To find potential landmarks to guide their engineered antibodies, the researchers scoured large transcription databases. They eventually found three promising candidate proteins that were common on the surface of the exhausted blood stem cells but not on the surface of their normal counterparts.
Next, they infused their antibodies into older mice to see whether they would have the desired effect. Indeed, the treated mice were able to hold off viral infections much more successfully than older mice that had not received the antibody treatment. The group that received the antibodies also mounted a far stronger response to vaccination. Chronic low-level inflammation was also reduced.

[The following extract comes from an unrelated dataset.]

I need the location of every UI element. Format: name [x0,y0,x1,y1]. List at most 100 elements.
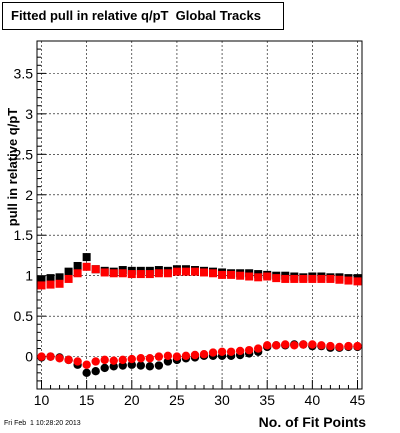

The immune benefits were confirmed at the molecular level, where treated mice had fewer imbalanced blood stem cells. There was also a noticeable uptick in the production of B and T cells that lasted up to four months after the treatment. In short, their immune systems had been rejuvenated.
Implications
We depend on our immune system every minute of every day; it is always busy at work, protecting us from foreign invaders and threats. Aging weakens the immune system, leaving us vulnerable to infections we would usually be able to fight off without much trouble. It reaches a point where catching the flu becomes a life-threatening event.
This latest study suggests we may soon have a way of rejuvenating our immune system, bringing it back to full strength. Although these initial tests were performed in mice, the researchers are already looking ahead and hopeful that the same approach will work in humans. Still, it’s safe to assume it will take a number of years before this treatment option becomes approved for human use. And more still for it to become widely available.